The Israeli Foreign Ministry reacted rather negatively to the professor’s assertion about Hebrew with a tweet ending with the word meguchach. “Laughable.” Or, maybe, “clueless.”

The whole sugya (sorry about the Aramaic; ich bin multilingual) could be dismissed as nothing more than an isolated gelechter. But it hardly appeared in a vacuum. The periodical in which it was featured has a rather long history of cluelessness—and worse—about religious Jews.

The Times famously went on the warpath last year against some yeshivos. Using manipulated metrics, it proclaimed in a front-page story (one that continued in four full “inside” pages) that some of the state’s mosdos chinuch employed unqualified and violent teachers, forced boys to memorize meaningless material, manipulated elections and hoarded public funds. And turned out graduates incapable of making a living and doomed to poverty.

And the paper let a disgruntled minority speak for an entire system. Its reporters relied on interviews with ex-chasidim, some of whom remained anonymous. It utterly ignored the vast majority of parents and former students who cherish the education that they received in their yeshivos.

Last year, the paper offered a lengthy article titled “How the Hasidic Jewish Community Became a Political Force in New York,” which characterized the community’s laudable political activism as intimidation of elected officials, portraying politically engaged citizens voting in accord with their self-interest as something sinister. A phenomenon better known as democracy.

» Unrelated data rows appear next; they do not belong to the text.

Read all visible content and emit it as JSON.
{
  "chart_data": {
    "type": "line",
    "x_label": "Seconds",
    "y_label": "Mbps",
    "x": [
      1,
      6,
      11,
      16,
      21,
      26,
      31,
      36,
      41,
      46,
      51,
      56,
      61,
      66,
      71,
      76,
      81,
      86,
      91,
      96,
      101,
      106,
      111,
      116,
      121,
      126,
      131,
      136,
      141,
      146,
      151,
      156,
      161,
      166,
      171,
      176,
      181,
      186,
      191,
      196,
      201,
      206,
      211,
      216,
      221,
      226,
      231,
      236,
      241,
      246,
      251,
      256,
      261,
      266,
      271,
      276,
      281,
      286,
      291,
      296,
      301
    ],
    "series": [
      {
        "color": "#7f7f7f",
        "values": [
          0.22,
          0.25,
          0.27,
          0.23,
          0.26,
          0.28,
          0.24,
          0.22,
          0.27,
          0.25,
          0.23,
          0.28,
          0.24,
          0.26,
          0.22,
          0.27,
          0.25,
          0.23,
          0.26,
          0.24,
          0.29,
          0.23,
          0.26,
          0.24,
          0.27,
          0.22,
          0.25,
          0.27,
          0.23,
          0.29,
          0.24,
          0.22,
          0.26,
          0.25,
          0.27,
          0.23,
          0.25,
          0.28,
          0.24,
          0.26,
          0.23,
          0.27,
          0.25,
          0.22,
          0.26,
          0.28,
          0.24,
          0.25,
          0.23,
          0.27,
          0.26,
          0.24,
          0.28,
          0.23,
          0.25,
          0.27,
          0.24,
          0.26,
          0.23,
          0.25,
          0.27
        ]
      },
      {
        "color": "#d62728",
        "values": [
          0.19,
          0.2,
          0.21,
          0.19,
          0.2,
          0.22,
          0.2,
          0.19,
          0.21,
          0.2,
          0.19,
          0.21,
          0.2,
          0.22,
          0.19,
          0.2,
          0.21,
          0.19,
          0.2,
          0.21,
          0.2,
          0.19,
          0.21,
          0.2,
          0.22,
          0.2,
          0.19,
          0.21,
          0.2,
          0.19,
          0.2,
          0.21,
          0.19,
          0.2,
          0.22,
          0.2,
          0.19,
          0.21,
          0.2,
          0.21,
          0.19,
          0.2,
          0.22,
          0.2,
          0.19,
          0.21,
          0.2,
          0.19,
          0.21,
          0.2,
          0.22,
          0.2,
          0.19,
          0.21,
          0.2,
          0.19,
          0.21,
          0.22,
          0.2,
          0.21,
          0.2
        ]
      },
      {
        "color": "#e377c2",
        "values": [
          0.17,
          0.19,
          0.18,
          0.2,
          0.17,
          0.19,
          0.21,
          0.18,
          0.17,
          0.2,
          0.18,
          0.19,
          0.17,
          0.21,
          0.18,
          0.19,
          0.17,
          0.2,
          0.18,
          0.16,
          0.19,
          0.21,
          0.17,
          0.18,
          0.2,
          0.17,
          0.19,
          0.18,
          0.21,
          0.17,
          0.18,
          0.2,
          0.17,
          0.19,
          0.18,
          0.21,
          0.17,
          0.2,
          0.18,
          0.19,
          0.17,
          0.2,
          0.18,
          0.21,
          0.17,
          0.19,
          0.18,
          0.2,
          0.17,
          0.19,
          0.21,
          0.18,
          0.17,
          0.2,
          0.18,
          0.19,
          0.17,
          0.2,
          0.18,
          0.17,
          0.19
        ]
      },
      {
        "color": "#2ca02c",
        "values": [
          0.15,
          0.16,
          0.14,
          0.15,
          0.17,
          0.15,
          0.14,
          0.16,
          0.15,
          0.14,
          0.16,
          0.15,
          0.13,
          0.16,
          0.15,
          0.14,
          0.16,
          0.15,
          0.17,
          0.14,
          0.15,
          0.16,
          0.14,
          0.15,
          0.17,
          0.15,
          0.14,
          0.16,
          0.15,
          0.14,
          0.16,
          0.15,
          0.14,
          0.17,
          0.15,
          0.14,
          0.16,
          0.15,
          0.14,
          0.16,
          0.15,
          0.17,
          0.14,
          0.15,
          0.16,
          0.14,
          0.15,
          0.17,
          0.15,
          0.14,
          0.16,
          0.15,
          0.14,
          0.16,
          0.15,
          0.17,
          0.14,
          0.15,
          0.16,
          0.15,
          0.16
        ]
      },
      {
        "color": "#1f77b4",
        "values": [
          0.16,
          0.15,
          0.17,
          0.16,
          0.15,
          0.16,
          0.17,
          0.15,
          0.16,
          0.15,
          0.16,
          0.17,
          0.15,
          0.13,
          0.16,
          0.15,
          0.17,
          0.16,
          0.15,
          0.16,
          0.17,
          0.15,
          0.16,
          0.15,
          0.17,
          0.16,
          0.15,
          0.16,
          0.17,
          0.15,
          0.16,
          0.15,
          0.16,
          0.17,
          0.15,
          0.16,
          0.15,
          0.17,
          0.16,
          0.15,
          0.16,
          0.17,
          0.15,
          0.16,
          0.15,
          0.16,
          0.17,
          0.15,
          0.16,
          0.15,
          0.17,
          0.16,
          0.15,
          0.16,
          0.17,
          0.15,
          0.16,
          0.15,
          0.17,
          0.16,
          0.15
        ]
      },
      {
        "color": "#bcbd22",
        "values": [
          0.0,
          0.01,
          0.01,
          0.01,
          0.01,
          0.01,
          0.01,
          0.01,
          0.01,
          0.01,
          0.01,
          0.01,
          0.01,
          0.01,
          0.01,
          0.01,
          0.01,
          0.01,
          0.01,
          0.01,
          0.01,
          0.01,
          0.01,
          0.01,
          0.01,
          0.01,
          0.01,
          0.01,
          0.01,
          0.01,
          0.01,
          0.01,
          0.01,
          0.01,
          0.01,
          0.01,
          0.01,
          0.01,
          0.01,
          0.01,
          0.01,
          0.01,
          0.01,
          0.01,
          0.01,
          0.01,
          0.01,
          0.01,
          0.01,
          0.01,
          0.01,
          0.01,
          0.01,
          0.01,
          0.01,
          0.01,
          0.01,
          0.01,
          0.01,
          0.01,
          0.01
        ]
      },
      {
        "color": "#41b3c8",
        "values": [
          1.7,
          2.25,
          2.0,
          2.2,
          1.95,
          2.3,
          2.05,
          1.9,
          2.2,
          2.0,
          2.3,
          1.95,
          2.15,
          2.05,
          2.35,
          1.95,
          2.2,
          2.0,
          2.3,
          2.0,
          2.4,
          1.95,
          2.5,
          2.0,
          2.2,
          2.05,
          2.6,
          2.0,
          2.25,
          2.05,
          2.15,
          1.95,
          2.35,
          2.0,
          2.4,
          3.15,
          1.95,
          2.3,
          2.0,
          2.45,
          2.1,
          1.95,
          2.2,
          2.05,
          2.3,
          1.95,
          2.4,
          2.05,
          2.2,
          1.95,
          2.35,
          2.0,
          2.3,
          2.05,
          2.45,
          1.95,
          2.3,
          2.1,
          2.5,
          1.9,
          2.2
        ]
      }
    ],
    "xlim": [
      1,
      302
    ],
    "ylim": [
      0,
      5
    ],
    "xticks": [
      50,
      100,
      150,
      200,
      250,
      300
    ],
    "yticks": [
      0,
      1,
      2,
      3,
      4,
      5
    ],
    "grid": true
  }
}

This past July, a piece in the Times about a New York mayoral advisory council focused on the fact that “at least 23 members of the 37-member council are Orthodox.” The group was formed in response to a 39% increase in hate crimes targeting Jews in 2022. Needless to say, the majority of those crimes were committed against visibly Jewish Jews. That is to say, Orthodox ones.

Going back several more years, opinion pieces in the Times’ pages included one celebrating intermarriage and several mocking Jewish holidays.

Then there was an editorial decrying a Brooklyn public swimming pool’s offering several hours for only men and for only women, characterizing the accommodation as kowtowing to “the religious convictions of one neighborhood group.”

Guess which. Hint: It wasn’t Muslims.